Bioelectric signals can identify cells that are likely to develop into tumors

Published on February 1, 2013 at 7:58 AM · No Comments

Biologists at Tufts University School of Arts and Sciences have discovered a bioelectric signal that can identify cells that are likely to develop into tumors. The researchers also found that they could lower the incidence of cancerous cells by manipulating the electrical charge across cells' membranes.

"The news here is that we've established a bioelectric basis for the early detection of cancer," says Brook Chernet, doctoral student and the first author of a newly published research paper co-authored with Michael Levin, Ph.D., professor of biology and director of the Center for Regenerative and Developmental Biology.

Levin notes, "We've shown that electric events tell the cells what to do. The voltage changes are not merely a sign of cancer. They control and direct whether the cancer occurs or not."

Their paper, "Transmembrane Voltage Potential is an Essential Cellular Parameter for the Detection and Control of Tumor Development" will be published in the May 2013 issue of "Disease Models and Mechanisms" (available online on February 1).

Bioelectric signals underlie an important set of control mechanisms that regulate how cells grow and multiply. Chernet and Levin investigated the bioelectric properties of cells that develop into tumors in Xenopus laevis frog embryos.

In previous research, Tufts scientists have shown how manipulating membrane voltage can influence or regulate cellular behavior such as cell proliferation, migration, and shape in vivo, and be used to induce the formation or regenerative repair of whole organs and appendages. In this study, the researchers hypothesized that cancer can occur when bioelectric signaling networks are perturbed and cells stop attending to the patterning cues that orchestrate their normal development.

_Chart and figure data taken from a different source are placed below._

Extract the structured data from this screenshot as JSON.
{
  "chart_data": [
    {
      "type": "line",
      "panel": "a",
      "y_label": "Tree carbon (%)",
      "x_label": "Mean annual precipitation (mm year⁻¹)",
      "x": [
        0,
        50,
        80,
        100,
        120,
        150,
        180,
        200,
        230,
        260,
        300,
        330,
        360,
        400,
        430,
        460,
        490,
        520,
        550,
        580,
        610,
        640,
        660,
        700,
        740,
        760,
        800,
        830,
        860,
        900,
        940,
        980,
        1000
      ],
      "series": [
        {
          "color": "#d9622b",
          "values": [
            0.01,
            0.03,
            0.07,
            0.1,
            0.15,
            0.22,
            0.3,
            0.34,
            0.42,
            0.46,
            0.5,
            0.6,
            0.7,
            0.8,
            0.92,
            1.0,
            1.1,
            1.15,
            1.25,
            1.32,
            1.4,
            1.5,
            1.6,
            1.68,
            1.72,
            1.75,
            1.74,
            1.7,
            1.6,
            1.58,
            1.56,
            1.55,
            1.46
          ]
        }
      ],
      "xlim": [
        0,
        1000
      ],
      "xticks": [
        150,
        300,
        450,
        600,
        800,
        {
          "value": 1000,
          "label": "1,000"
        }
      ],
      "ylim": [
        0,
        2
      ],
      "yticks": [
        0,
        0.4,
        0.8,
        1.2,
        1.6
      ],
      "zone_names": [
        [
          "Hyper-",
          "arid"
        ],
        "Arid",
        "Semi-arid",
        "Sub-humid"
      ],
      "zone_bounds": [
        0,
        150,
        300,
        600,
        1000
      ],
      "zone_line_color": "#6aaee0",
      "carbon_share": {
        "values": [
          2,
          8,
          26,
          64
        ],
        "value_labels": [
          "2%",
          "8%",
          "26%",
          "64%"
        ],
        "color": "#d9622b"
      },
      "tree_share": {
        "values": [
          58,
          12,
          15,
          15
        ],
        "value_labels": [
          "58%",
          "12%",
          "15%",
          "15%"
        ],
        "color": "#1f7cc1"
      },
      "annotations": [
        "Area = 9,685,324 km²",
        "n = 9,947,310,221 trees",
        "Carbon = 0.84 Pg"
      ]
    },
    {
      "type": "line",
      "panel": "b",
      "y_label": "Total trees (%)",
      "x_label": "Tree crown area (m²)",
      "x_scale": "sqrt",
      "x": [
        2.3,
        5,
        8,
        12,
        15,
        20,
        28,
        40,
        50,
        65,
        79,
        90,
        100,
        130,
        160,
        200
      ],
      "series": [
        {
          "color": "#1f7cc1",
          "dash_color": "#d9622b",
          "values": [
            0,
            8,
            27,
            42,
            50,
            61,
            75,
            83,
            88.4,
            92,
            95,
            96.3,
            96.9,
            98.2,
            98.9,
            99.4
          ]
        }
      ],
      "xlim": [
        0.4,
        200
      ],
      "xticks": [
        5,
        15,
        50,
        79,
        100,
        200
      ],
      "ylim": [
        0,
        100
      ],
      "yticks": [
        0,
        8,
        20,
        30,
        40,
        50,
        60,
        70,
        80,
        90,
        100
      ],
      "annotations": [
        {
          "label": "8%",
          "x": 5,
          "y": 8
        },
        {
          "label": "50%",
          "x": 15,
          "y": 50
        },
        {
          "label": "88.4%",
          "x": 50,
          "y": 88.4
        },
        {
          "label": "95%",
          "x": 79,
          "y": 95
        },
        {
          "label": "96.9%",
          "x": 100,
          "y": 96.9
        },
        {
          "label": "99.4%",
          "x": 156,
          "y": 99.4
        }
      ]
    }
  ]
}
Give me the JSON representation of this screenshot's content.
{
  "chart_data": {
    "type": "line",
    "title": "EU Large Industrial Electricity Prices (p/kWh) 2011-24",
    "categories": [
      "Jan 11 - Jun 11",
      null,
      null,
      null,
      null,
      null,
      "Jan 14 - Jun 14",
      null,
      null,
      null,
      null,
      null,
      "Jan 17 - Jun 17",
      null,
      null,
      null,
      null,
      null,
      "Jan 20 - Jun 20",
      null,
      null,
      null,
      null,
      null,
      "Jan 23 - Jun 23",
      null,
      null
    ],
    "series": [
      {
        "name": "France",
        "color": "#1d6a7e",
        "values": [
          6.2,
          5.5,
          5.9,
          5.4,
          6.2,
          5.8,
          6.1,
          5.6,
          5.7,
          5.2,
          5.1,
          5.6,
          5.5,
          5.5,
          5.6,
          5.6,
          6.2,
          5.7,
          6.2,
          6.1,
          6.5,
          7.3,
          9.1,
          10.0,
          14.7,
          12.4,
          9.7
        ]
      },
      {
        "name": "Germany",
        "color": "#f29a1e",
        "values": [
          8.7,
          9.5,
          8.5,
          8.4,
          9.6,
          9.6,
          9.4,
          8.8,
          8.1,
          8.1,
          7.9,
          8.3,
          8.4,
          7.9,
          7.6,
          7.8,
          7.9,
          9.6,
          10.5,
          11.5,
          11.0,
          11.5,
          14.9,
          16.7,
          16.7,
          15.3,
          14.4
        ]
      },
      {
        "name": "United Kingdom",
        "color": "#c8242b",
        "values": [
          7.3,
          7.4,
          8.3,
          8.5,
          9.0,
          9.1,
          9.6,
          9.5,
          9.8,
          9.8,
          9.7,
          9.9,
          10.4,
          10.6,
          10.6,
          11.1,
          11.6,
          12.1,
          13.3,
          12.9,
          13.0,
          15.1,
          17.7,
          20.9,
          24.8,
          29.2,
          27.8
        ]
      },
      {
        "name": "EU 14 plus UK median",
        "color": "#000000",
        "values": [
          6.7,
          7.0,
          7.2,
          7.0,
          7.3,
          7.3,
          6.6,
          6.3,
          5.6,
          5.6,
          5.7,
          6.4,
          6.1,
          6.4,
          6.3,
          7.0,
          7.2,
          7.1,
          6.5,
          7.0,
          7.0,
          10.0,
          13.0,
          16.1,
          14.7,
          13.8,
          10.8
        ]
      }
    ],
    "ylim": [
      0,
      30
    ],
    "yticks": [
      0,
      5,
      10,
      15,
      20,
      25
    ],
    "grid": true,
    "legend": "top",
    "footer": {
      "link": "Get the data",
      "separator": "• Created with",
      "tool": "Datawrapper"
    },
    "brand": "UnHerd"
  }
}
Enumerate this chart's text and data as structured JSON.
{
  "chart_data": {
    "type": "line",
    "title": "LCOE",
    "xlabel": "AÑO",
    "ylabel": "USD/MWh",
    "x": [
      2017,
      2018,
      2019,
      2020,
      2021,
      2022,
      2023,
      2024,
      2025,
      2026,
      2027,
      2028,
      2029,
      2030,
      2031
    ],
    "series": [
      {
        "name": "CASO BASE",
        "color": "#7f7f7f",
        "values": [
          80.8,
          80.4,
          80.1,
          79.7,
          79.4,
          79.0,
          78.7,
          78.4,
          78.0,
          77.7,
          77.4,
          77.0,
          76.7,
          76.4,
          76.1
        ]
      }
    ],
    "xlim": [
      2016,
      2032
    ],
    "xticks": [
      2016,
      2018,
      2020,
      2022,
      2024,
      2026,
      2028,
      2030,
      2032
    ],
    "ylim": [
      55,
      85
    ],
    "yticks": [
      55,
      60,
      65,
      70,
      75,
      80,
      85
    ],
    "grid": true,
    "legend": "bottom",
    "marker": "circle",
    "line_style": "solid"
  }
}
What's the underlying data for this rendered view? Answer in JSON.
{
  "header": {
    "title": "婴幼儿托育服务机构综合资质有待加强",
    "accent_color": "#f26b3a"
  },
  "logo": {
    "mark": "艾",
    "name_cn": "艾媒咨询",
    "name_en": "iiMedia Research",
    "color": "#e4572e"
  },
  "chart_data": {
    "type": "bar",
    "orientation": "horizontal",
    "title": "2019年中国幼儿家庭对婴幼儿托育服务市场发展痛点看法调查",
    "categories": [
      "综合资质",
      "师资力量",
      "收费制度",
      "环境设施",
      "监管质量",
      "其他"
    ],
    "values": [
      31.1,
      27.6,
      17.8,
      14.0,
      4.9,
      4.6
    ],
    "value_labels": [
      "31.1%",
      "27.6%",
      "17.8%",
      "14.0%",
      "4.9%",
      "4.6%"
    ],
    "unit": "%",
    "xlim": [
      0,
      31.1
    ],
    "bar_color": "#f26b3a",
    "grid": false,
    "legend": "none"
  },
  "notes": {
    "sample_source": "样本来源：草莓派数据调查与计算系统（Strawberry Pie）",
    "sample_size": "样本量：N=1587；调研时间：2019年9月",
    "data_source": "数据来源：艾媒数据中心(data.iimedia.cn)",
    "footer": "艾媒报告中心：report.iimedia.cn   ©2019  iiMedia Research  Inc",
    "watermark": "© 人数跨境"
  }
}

Tumor Cells Exhibit a Bioelectric Signature

The researchers induced tumor growth in the frog embryos by injecting the samples with mRNAs (messenger RNA) encoding well-recognized human oncogenes Gli1, KrasG12D, and Xrel3. The embryos developed tumor-like growths that are associated with human cancers such as melanoma, leukemia, lung cancer, and rhabdomyosarcoma (a soft tissue cancer that most often affects children).